I have tried this for some time now, and I keep on thinking I'm lacking some information i.e. the amplitude (or subsequent extension). I know the extension of the particle under the influence of gravity whilst in equilibrium is 0.0653m, and I know I have to find w to work out the period. So I get to the following stage:

0.5g - (60×(x + 0.0653))/0.8 = 0.5a (where a is acceleration)

Then I'm stuck, because I can't compare the above equation (once its rearranged) to the standard SHM equation in order to find w.

Can anybody help?

Thanks
By David Loeffler (P865) on Monday, July 3, 2000 - 02:53 pm:

If you expand this out, it becomes
0.5a = 0.5g - 60×(0.0653)/0.8 - 60×x/0.8.
However, 60×(0.0653)/0.8 = 0.5g, so these two constant terms cancel and we have
0.5a = - 60×x/0.8
which is clearly a version of the standard SHM equation. Dividing through we have a=-150x, so w=sqrt(150).

By Carl Evans (P2080) on Monday, July 3, 2000 - 11:25 pm:

David, thanks for your help. I actually solved this myself after realising that the constants cancelled out if I took the initial extension to a greater number of decimal places. Stupid mistake!

However, I've been struggling with another SHM question today, and would really appreciate your help (or anybody else's) on the following if at all possible.

A small ball of mass 1.2kg is attached to an elastic string of unstretched length 0.75m and modulus 60N. The other end of the string is fixed to a point of the smooth horizontal floor on which the ball rests. The ball is pulled aside until the string measures 0.9m and released.

When the ball has travelled a distance 0.6m from its point of release, the floor becomes rough. Given that the coefficient of friction between the ball and the floor is 0.3, determine the time for which the ball is moving.

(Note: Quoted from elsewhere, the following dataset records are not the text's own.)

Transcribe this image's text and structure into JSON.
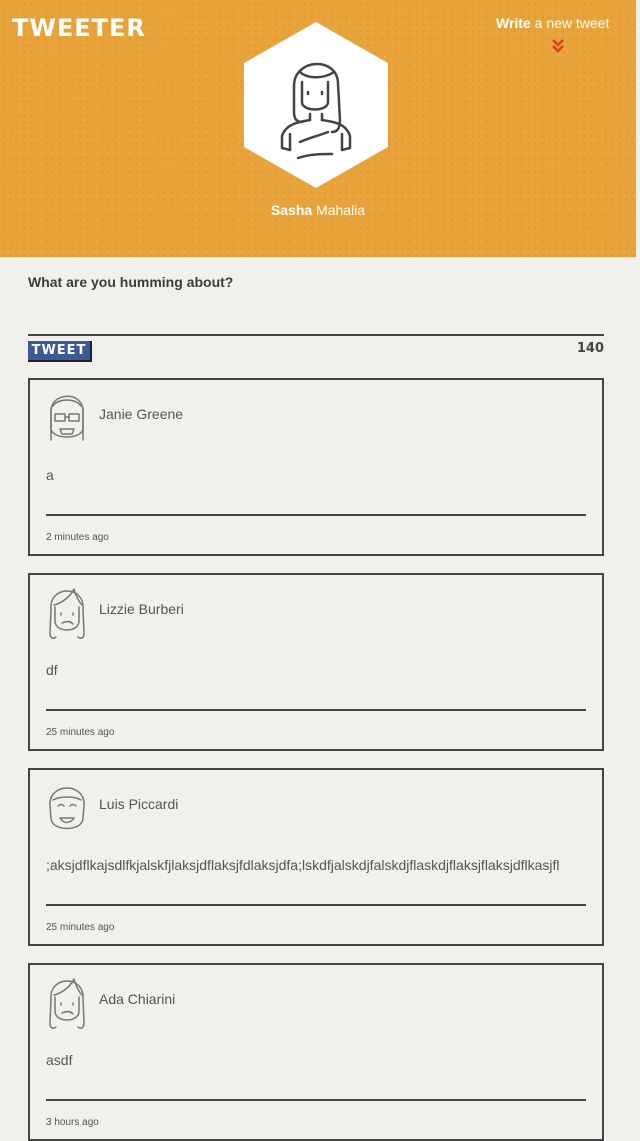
{
  "app": {
    "title": "TWEETER"
  },
  "header": {
    "write_link": {
      "bold": "Write",
      "rest": " a new tweet"
    },
    "profile": {
      "first": "Sasha",
      "last": " Mahalia"
    },
    "colors": {
      "background": "#e8a43a",
      "chevron": "#e23a1e"
    }
  },
  "compose": {
    "prompt": "What are you humming about?",
    "value": "",
    "placeholder": "",
    "button_label": "TWEET",
    "char_count": "140",
    "button_color": "#3d5a97"
  },
  "tweets": [
    {
      "author": "Janie Greene",
      "body": "a",
      "time": "2 minutes ago",
      "avatar": "woman-glasses-avatar-icon"
    },
    {
      "author": "Lizzie Burberi",
      "body": "df",
      "time": "25 minutes ago",
      "avatar": "woman-avatar-icon"
    },
    {
      "author": "Luis Piccardi",
      "body": ";aksjdflkajsdlfkjalskfjlaksjdflaksjfdlaksjdfa;lskdfjalskdjfalskdjflaskdjflaksjflaksjdflkasjfl",
      "time": "25 minutes ago",
      "avatar": "man-avatar-icon"
    },
    {
      "author": "Ada Chiarini",
      "body": "asdf",
      "time": "3 hours ago",
      "avatar": "woman-avatar-icon"
    }
  ]
}
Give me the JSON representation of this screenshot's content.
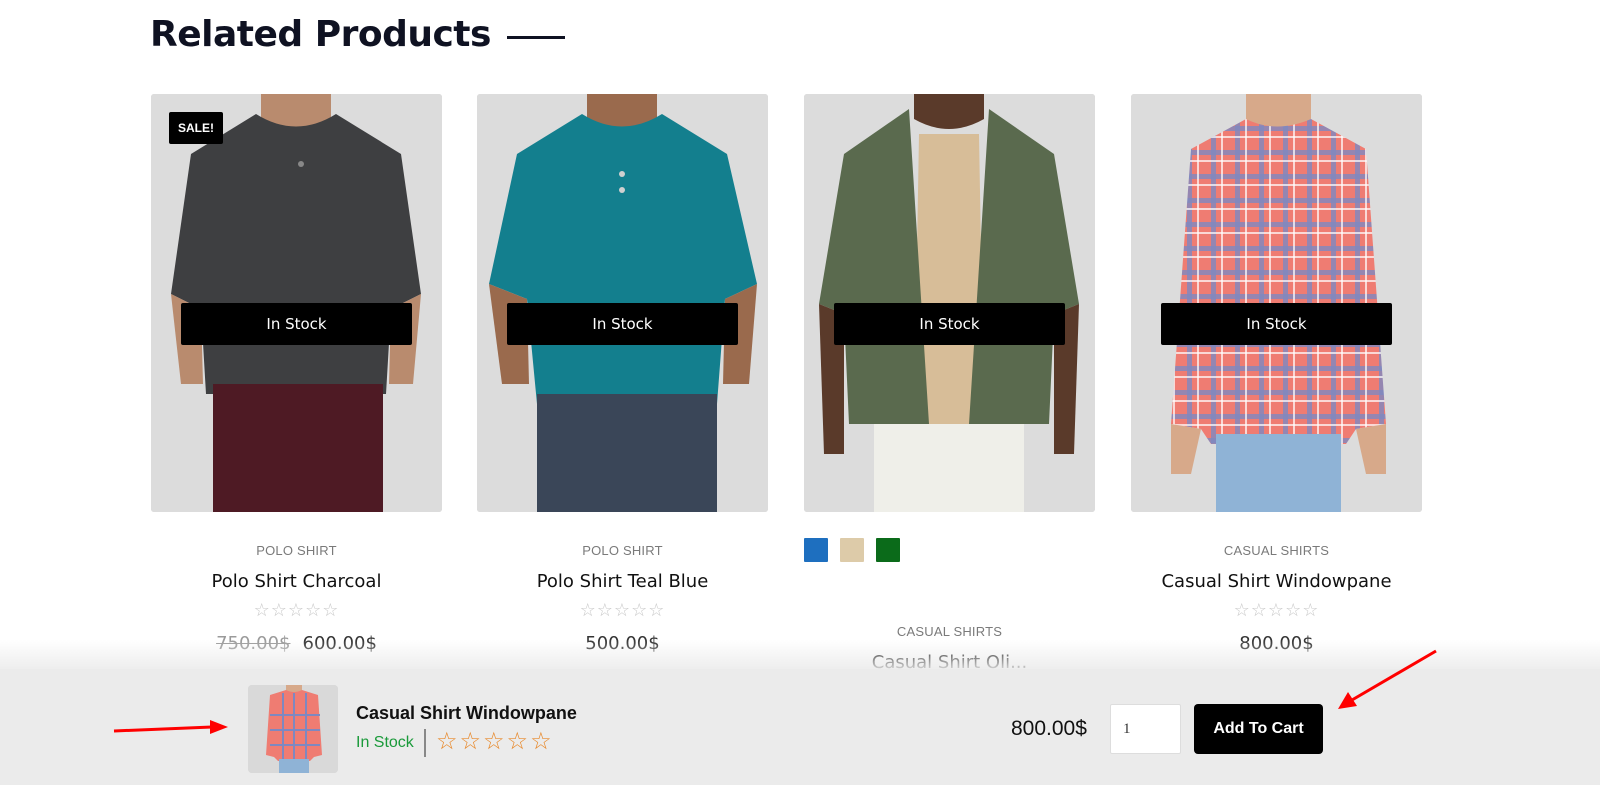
{
  "section": {
    "title": "Related Products"
  },
  "products": [
    {
      "image": "charcoal-polo-shirt-photo",
      "sale_badge": "SALE!",
      "stock_label": "In Stock",
      "category": "POLO SHIRT",
      "name": "Polo Shirt Charcoal",
      "rating": 0,
      "rating_max": 5,
      "price_old": "750.00$",
      "price": "600.00$"
    },
    {
      "image": "teal-polo-shirt-photo",
      "stock_label": "In Stock",
      "category": "POLO SHIRT",
      "name": "Polo Shirt Teal Blue",
      "rating": 0,
      "rating_max": 5,
      "price": "500.00$"
    },
    {
      "image": "olive-casual-shirt-photo",
      "stock_label": "In Stock",
      "swatches": [
        {
          "name": "blue",
          "color": "#1e6fbf"
        },
        {
          "name": "beige",
          "color": "#ddcba9"
        },
        {
          "name": "green",
          "color": "#0b6b1a"
        }
      ],
      "category": "CASUAL SHIRTS",
      "name": "Casual Shirt Oli..."
    },
    {
      "image": "windowpane-casual-shirt-photo",
      "stock_label": "In Stock",
      "category": "CASUAL SHIRTS",
      "name": "Casual Shirt Windowpane",
      "rating": 0,
      "rating_max": 5,
      "price": "800.00$"
    }
  ],
  "sticky_cart": {
    "product_name": "Casual Shirt Windowpane",
    "status": "In Stock",
    "rating": 0,
    "rating_max": 5,
    "price": "800.00$",
    "quantity": "1",
    "add_to_cart_label": "Add To Cart"
  },
  "colors": {
    "accent": "#000000",
    "in_stock_green": "#1a9a3a",
    "sticky_star_orange": "#e8892b",
    "annotation_red": "#ff0000"
  }
}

Now, I can get the times for the smooth harmonic motion bit (on smooth ground), together with the time for when the string is slack, but don't know how to calculate the time for when the ball is on rough ground, as I don't know how to incorparate the added frictional force.

Thanks very much for anybody's help.
By Andrew Smith (P2517) on Tuesday, July 4, 2000 - 07:57 pm:

Carl,
you can use the fact that F=coefficient of friction×R, i.e. F=0.3×1.2×g, to find the force acting on the particle on the rough ground. As this force slows the particle down -F=m.dv/dt so as m and F are constant you can solve this to get [-0.3×g×t]=[v] where the limits are 0 to t and u to 0. The particle remains at the speed it had when the string went slack until it reaches the rough surface as in the intervening time no force acts on it. You can find the speed when the string goes slack which is at the centre of the motion (v=wa), so u above is equal to wa where a is the amplitude. From this you can find the time until the particle comes to rest so combined with your earlier answers this should give you the total answer.